Pasar keuangan domestik diproyeksikan masih akan dipengaruhi oleh sentimen baik dari dalam dan luar negeri pada Jumat (07/02/2025). Selengkapnya mengenai proyeksi bisa dibaca pada halaman 3 artikel ini.

IHSG pada perdagangan kemarin (06/02/2025) ditutup melemah 2,12% ke posisi 6.875,53. IHSG sudah berada di bawah level psikologis 6.900 hingga akhir perdagangan kemarin.

Nilai transaksi indeks kemarin mencapai sekitar Rp 13,75 triliun dengan melibatkan 20 miliar saham yang berpindah tangan sebanyak 1,43 juta kali. Sebanyak 176 saham menguat, 428 saham melemah, dan 196 saham stagnan.

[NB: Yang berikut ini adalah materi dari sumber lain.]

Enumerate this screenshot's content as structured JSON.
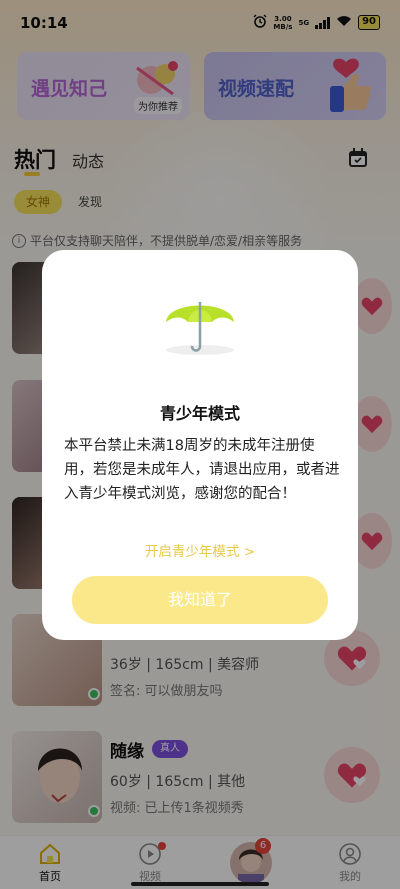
{
  "status_bar": {
    "time": "10:14",
    "net_speed": "3.00",
    "net_unit": "MB/s",
    "signal_label": "5G",
    "battery": "90"
  },
  "banners": {
    "left": {
      "title": "遇见知己",
      "subtitle": "为你推荐"
    },
    "right": {
      "title": "视频速配"
    }
  },
  "tabs": {
    "hot": "热门",
    "dynamic": "动态"
  },
  "chips": {
    "goddess": "女神",
    "discover": "发现"
  },
  "notice": {
    "icon": "i",
    "text": "平台仅支持聊天陪伴，不提供脱单/恋爱/相亲等服务"
  },
  "users": [
    {
      "name": "",
      "badge": "",
      "info": "",
      "sign": ""
    },
    {
      "name": "",
      "badge": "",
      "info": "",
      "sign": ""
    },
    {
      "name": "",
      "badge": "",
      "info": "",
      "sign": ""
    },
    {
      "name": "",
      "badge": "",
      "info": "36岁 | 165cm | 美容师",
      "sign": "签名: 可以做朋友吗"
    },
    {
      "name": "随缘",
      "badge": "真人",
      "info": "60岁 | 165cm | 其他",
      "sign": "视频: 已上传1条视频秀"
    }
  ],
  "bottom_nav": {
    "home": "首页",
    "video": "视频",
    "badge_count": "6",
    "me": "我的"
  },
  "modal": {
    "title": "青少年模式",
    "body": "本平台禁止未满18周岁的未成年注册使用，若您是未成年人，请退出应用，或者进入青少年模式浏览，感谢您的配合！",
    "link": "开启青少年模式 >",
    "button": "我知道了"
  },
  "colors": {
    "accent_yellow": "#f7e35b",
    "badge_purple": "#7c4fe0",
    "heart_pink": "#e8456a",
    "modal_link": "#e9c84a"
  }
}
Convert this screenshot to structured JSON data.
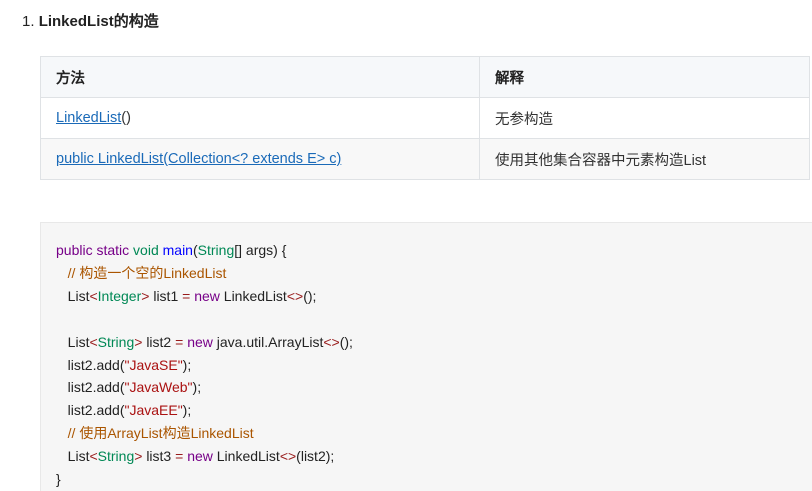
{
  "heading": {
    "number": "1.",
    "title": "LinkedList的构造"
  },
  "table": {
    "headers": [
      "方法",
      "解释"
    ],
    "rows": [
      {
        "method_link": "LinkedList",
        "method_suffix": "()",
        "desc": "无参构造"
      },
      {
        "method_link": "public LinkedList(Collection<? extends E> c)",
        "method_suffix": "",
        "desc": "使用其他集合容器中元素构造List"
      }
    ]
  },
  "code": {
    "lines": [
      [
        [
          "kw",
          "public static "
        ],
        [
          "ty",
          "void "
        ],
        [
          "fn",
          "main"
        ],
        [
          "pl",
          "("
        ],
        [
          "ty",
          "String"
        ],
        [
          "pl",
          "[] args) {"
        ]
      ],
      [
        [
          "pl",
          "   "
        ],
        [
          "cm",
          "// 构造一个空的LinkedList"
        ]
      ],
      [
        [
          "pl",
          "   List"
        ],
        [
          "op",
          "<"
        ],
        [
          "ty",
          "Integer"
        ],
        [
          "op",
          "> "
        ],
        [
          "pl",
          "list1 "
        ],
        [
          "op",
          "= "
        ],
        [
          "kw",
          "new "
        ],
        [
          "pl",
          "LinkedList"
        ],
        [
          "op",
          "<>"
        ],
        [
          "pl",
          "();"
        ]
      ],
      [
        [
          "pl",
          " "
        ]
      ],
      [
        [
          "pl",
          "   List"
        ],
        [
          "op",
          "<"
        ],
        [
          "ty",
          "String"
        ],
        [
          "op",
          "> "
        ],
        [
          "pl",
          "list2 "
        ],
        [
          "op",
          "= "
        ],
        [
          "kw",
          "new "
        ],
        [
          "pl",
          "java.util.ArrayList"
        ],
        [
          "op",
          "<>"
        ],
        [
          "pl",
          "();"
        ]
      ],
      [
        [
          "pl",
          "   list2.add("
        ],
        [
          "st",
          "\"JavaSE\""
        ],
        [
          "pl",
          ");"
        ]
      ],
      [
        [
          "pl",
          "   list2.add("
        ],
        [
          "st",
          "\"JavaWeb\""
        ],
        [
          "pl",
          ");"
        ]
      ],
      [
        [
          "pl",
          "   list2.add("
        ],
        [
          "st",
          "\"JavaEE\""
        ],
        [
          "pl",
          ");"
        ]
      ],
      [
        [
          "pl",
          "   "
        ],
        [
          "cm",
          "// 使用ArrayList构造LinkedList"
        ]
      ],
      [
        [
          "pl",
          "   List"
        ],
        [
          "op",
          "<"
        ],
        [
          "ty",
          "String"
        ],
        [
          "op",
          "> "
        ],
        [
          "pl",
          "list3 "
        ],
        [
          "op",
          "= "
        ],
        [
          "kw",
          "new "
        ],
        [
          "pl",
          "LinkedList"
        ],
        [
          "op",
          "<>"
        ],
        [
          "pl",
          "(list2);"
        ]
      ],
      [
        [
          "pl",
          "}"
        ]
      ]
    ]
  }
}
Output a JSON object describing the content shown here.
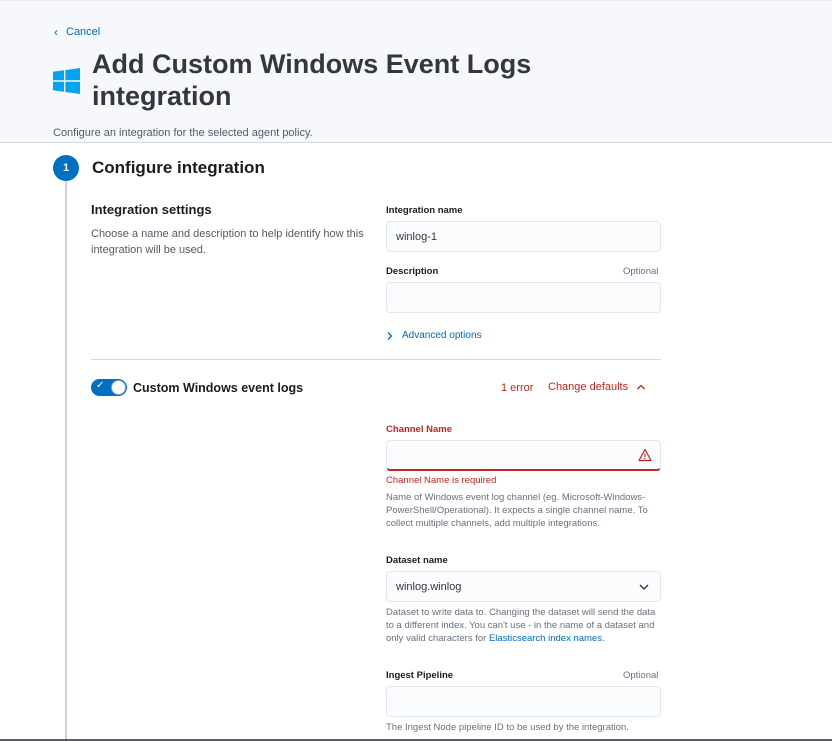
{
  "header": {
    "cancel_label": "Cancel",
    "title": "Add Custom Windows Event Logs integration",
    "subtitle": "Configure an integration for the selected agent policy."
  },
  "step": {
    "number": "1",
    "title": "Configure integration"
  },
  "settings": {
    "title": "Integration settings",
    "description": "Choose a name and description to help identify how this integration will be used.",
    "name_label": "Integration name",
    "name_value": "winlog-1",
    "description_label": "Description",
    "description_optional": "Optional",
    "description_value": "",
    "advanced_label": "Advanced options"
  },
  "stream": {
    "title": "Custom Windows event logs",
    "enabled": true,
    "error_count": "1 error",
    "change_defaults_label": "Change defaults"
  },
  "fields": {
    "channel_label": "Channel Name",
    "channel_value": "",
    "channel_error": "Channel Name is required",
    "channel_help": "Name of Windows event log channel (eg. Microsoft-Windows-PowerShell/Operational). It expects a single channel name. To collect multiple channels, add multiple integrations.",
    "dataset_label": "Dataset name",
    "dataset_value": "winlog.winlog",
    "dataset_help_prefix": "Dataset to write data to. Changing the dataset will send the data to a different index. You can't use - in the name of a dataset and only valid characters for ",
    "dataset_help_link": "Elasticsearch index names",
    "dataset_help_suffix": ".",
    "pipeline_label": "Ingest Pipeline",
    "pipeline_optional": "Optional",
    "pipeline_value": "",
    "pipeline_help": "The Ingest Node pipeline ID to be used by the integration."
  },
  "colors": {
    "accent": "#0071c2",
    "link": "#006bb8",
    "danger": "#bd271e",
    "windows_logo": "#00a4ef"
  },
  "icons": {
    "cancel": "chevron-left-icon",
    "logo": "windows-logo-icon",
    "advanced": "chevron-right-icon",
    "change_defaults": "chevron-up-icon",
    "channel_error": "warning-icon",
    "dataset": "chevron-down-icon"
  }
}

Sementara dari sisi investor asing, tampak net sell dalam jumlah yang besar yakni Rp2,34 triliun di seluruh pasar.

10 dari 11 indeks sektoral berada di zona merah. Basic Materials merupakan sektor yang terkoreksi paling dalam yakni 2,43%, Financials melemah 2,24%, dan Industrials tergelincir 2,14%.

Sedangkan hanya sektor Healthcare yang menanjak 1,13%

Pelemahan IHSG ini dipicu oleh aksi profit taking dalam di tengah momentum rilis laporan keuangan bank-bank besar Tanah Air. Namun, sentimen laporan keuangan ini bukan satu-satunya yang berpengaruh pada gerak IHSG kemarin. Rilis data PDB Indonesia yang meleset dari target pemerintah ikut menekan laju saham-saham di IHSG.

Hal ini diungkapkan oleh Financial Expert Ajaib Sekuritas, Ratih Mustikoningsih dalam catatannya, Kamis (6/2/2025). Dia mengatakan, kinerja Big Banks mengalami koreksi pada kuartal IV-2024, senada dengan iklim suku bunga tinggi dan lemahnya daya beli. Alhasil, investor asing kabur dan mencatatkan jual bersih di pasar ekuitas senilai Rp 490 miliar yang didominasi oleh Big Banks.

"Sementara, lesunya kondisi ekonomi domestik juga tercermin dari rilis pertumbuhan ekonomi (PDB). Badan Pusat Statistik (BPS) melaporkan PDB Indonesia sepanjang tahun 2024 tumbuh 5,03% yoy atau lebih rendah dibandingkan tahun 2023 sebesar 5,05% yoy. Sementara, secara kuartalan (qoq) pada 4Q24 pertumbuhan ekonomi lebih landai sebesar 0,53%, dibandingkan kuartal sebelumnya tumbuh 1,50%," paparnya.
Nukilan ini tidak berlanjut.